Economy Minister Naftali Bennett, who is head of the ultra-nationalist Jewish Home party, wrote to the prime minister late on Wednesday saying Israel should extend its sovereign territory to a number of major settlement blocs.

Mega settlements, such as Ma'ale Adumin, are built on land seized in the 1967 war - territory the Palestinians want for their future state. Successive governments have said the blocs, deemed illegal under international law, should remain part of Israel in any negotiated deal with the Palestinians.

"It is clear that the current process has exhausted itself and that we are entering a new era," said Bennett, urging Netanyahu to annex a number of large settlements.

"These are areas which enjoy a wide national consensus, have security implications and have historical significance ​​for the State of Israel."

A high-tech entrepreneur and a former settler leader, Bennett has called in the past for annexing a much larger part of the West Bank and is a long-time opponent of any deal that would grant the Palestinians a state.

Netanyahu made no comment on Bennett's request, but is likely to face strident calls from within his own rightist Likud party to annex the blocs, home to an estimated 350,000 Israelis, if the latest peace talks implode.
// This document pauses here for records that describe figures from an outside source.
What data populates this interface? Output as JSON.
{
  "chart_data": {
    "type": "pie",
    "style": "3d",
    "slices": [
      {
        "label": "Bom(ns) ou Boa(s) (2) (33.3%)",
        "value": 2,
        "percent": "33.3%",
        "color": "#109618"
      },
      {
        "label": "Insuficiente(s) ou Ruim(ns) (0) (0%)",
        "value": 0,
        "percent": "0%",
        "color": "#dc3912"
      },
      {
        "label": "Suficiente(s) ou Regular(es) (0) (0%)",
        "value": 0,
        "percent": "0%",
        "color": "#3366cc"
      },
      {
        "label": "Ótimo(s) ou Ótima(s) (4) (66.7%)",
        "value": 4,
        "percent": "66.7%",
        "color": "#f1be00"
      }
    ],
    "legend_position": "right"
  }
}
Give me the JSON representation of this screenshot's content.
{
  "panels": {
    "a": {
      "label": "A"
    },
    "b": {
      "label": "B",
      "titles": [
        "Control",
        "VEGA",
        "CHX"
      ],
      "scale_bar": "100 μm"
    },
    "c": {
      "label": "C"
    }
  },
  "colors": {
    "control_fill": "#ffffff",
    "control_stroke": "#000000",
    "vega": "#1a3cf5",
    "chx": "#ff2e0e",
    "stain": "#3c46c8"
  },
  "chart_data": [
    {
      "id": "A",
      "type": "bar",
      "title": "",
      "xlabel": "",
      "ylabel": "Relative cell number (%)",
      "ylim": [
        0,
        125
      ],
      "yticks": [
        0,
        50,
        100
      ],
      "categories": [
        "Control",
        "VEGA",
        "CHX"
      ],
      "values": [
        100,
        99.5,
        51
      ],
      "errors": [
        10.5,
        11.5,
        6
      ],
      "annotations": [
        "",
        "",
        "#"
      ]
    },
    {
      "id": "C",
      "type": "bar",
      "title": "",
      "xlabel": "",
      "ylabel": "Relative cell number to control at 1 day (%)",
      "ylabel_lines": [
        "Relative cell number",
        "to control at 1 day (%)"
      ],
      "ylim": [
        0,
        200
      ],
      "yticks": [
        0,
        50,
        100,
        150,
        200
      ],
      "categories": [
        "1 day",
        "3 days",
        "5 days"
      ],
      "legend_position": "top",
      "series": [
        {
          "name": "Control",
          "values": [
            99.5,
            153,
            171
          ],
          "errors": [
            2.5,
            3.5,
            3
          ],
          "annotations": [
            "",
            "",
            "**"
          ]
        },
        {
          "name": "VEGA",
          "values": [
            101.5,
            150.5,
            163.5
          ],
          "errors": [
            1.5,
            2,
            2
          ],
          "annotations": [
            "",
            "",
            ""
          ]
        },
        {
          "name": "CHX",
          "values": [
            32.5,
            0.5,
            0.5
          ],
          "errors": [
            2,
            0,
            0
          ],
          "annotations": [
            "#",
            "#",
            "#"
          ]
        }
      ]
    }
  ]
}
However, such a move would almost certainly set off a storm of international condemnation, and Israel's chief negotiator, Tzipi Livni, said Bennett was acting like a "provocative child" who needed parental restraint.

"If you want to go totally crazy, keep it up until we can no longer make a deal and lose everything we hold dear," Livni, who serves as justice minister, wrote on her Facebook page.

 

Aggravation

Israel has already annexed part of its 1967 gains: the Golan Heights that border Syria, and East Jerusalem, which the Palestinians want as their capital. Neither move has been recognized internationally.

Settlements have been a constant source of aggravation between Israelis and Palestinians, with construction of new Jewish homes in the West Bank rising 123 percent year-on-year in 2013, a surge that coincided with the resumption of talks.

US Secretary of State John Kerry said this week that the announcement last week of tenders for 700 new homes in East Jerusalem was the immediate cause of the negotiations crisis. An official in Netanyahu's office said Israel was "deeply disappointed" by Kerry's remarks, signalling clear tensions in relations between the two allies. 

The prime minister has pinned the blame on President Mahmoud Abbas for signing last week 15 international conventions, saying this broke his prior commitment not to take unilateral steps to bolster Palestinian statehood while talks were under way.